Question

The oxidation number of Iodine in each of the following compounds, $I{F_7},I{F_5},KI,{I_2},ICl$ and $HI{O_4}$ respectively, is-
(A) +7, +5, -1, 0, +1, +7
(B) +7, +5, -1, 0, +2, +7
(C) +7, +5, -1, 0, +4, +7
(D) None of these

Answer 1

Hint: Iodine is present in several stages of oxidation, namely iodide ($I^−$), and iodate ($IO^{−3}$) and separate anions of the periodate. It is the most stable halogen in abundance, being the 61st most abundant element. It is the most essential element in minerals. We will find out the oxidation number of iodine in each compound one by one.

Complete step by step solution:
Let the oxidation number of iodine be x.
> Case-1
The given compound is $I{F_7}$.
As we know, the oxidation state of Fluorine is -1. It is the most electronegative atom.
There is no charge present on the compound which means that its total oxidation state will be 0. From this we get-
$\Rightarrow x + 7 \times - 1 = 0 \\
    \\
   \Rightarrow x = 7 \\ $
Hence, the oxidation number of iodine in $I{F_7}$ is +7.

> Case-2
The compound given is $I{F_5}$.
As we know, the oxidation state of Fluorine is -1. It is the most electronegative atom.
There is no charge present on the compound which means that its total oxidation state will be 0. From this we get-
$\Rightarrow x + 5 \times - 1 = 0 \\
    \\
   \Rightarrow x = + 5 \\ $
Hence, the oxidation number of iodine in $I{F_5}$ is +5.

> Case-3
The given compound is $KI$.
As we know, the oxidation state of potassium is +1.
There is no charge present on the compound which means that its total oxidation state will be 0. From this we get-
$\Rightarrow + 1 + x = 0 \\
    \\
   \Rightarrow x = - 1 \\$
Hence, the oxidation number of iodine in $KI$ is -1.

> Case-4
The given compound is ${I_2}$.
There is no charge present on the compound which means that its total oxidation state will be 0. From this we get-
$
   \Rightarrow 2 \times x = 0 \\
    \\
   \Rightarrow x = 0 \\
$
Hence, the oxidation number of iodine in ${I_2}$ is 0.

> Case-5
The given compound is $ICl$.
As we know, the oxidation state of $Cl$ is -1.
There is no charge present on the compound which means that its total oxidation state will be 0. From this we get-
$
   \Rightarrow x + \left( { - 1} \right) = 0 \\
    \\
   \Rightarrow x = + 1 \\
$
Hence, the oxidation number of iodine in $ICl$ is +1.

> Case-6
The given compound is $HI{O_4}$.
As we know, the oxidation state of $H$ is +1 and the oxidation state of $O$ is -2.
There is no charge present on the compound which means that its total oxidation state will be 0. From this we get-
$
   \Rightarrow + 1 + x + 4 \times \left( { - 2} \right) = 0 \\
    \\
   \Rightarrow 1 + x - 8 = 0 \\
    \\
   \Rightarrow x - 7 = 0 \\
    \\
   \Rightarrow x = + 7 \\
$
Hence, the oxidation number of iodine in $HI{O_4}$ is +7.
Thus, the oxidation number of Iodine in each compound is +7, +5, -1, 0, +1, +7. Hence, we can say that option A is the correct option.

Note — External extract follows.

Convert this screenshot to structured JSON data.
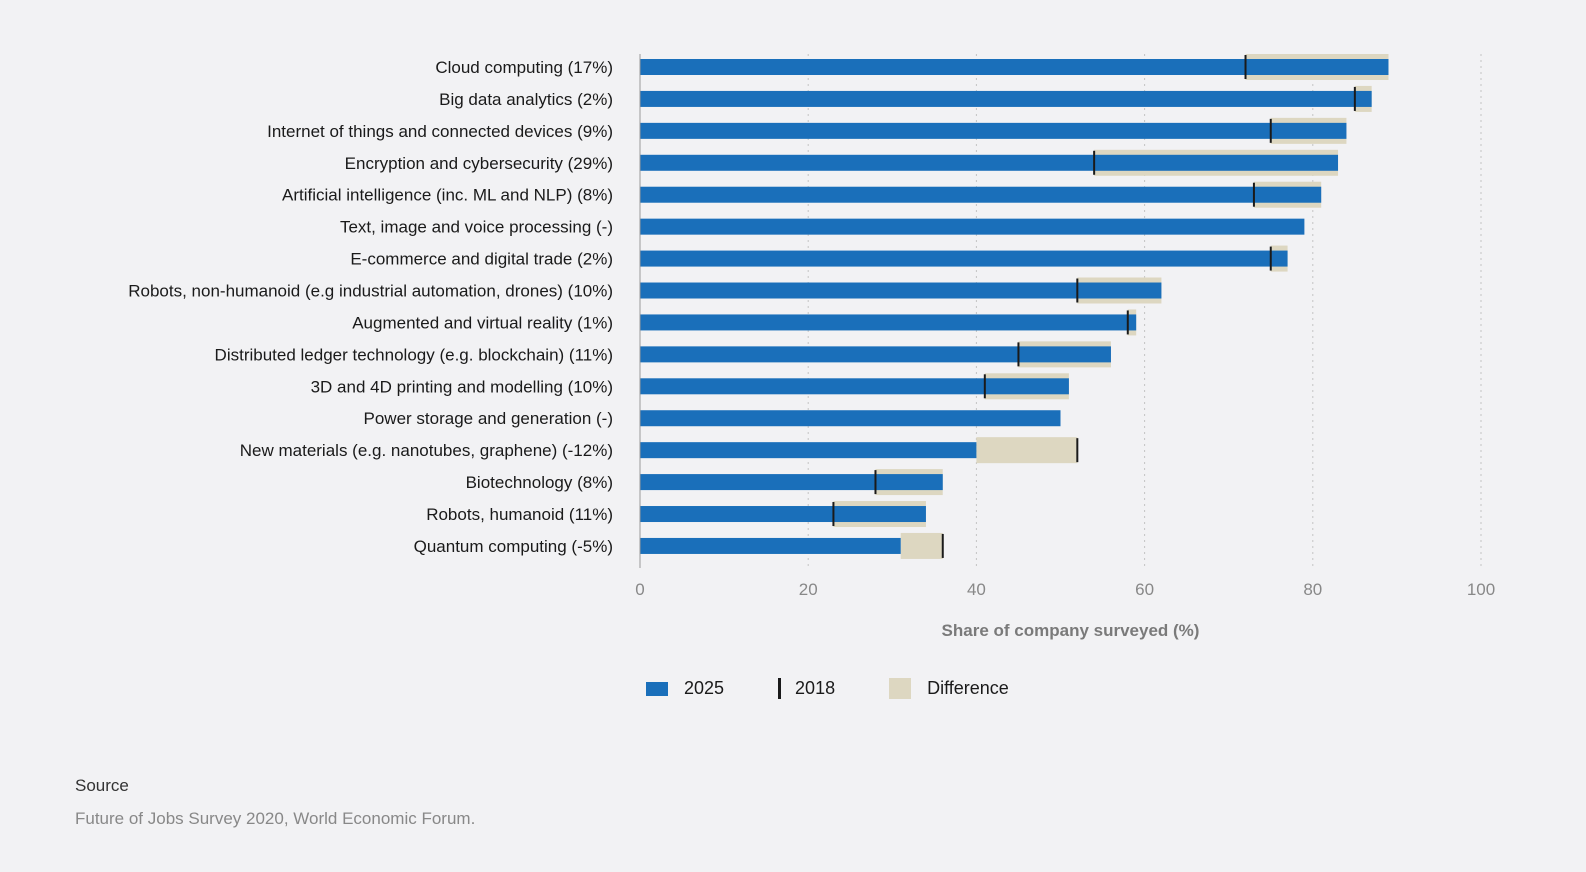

Note: The cumulative number of electrons that an atom either gains in or loses to form a chemical bond with another atom, this is known as oxidation number. An oxidation number that represents the capacity to gain, transfer or disperse electrons is given for each atom that participates in an oxidation reduction reaction.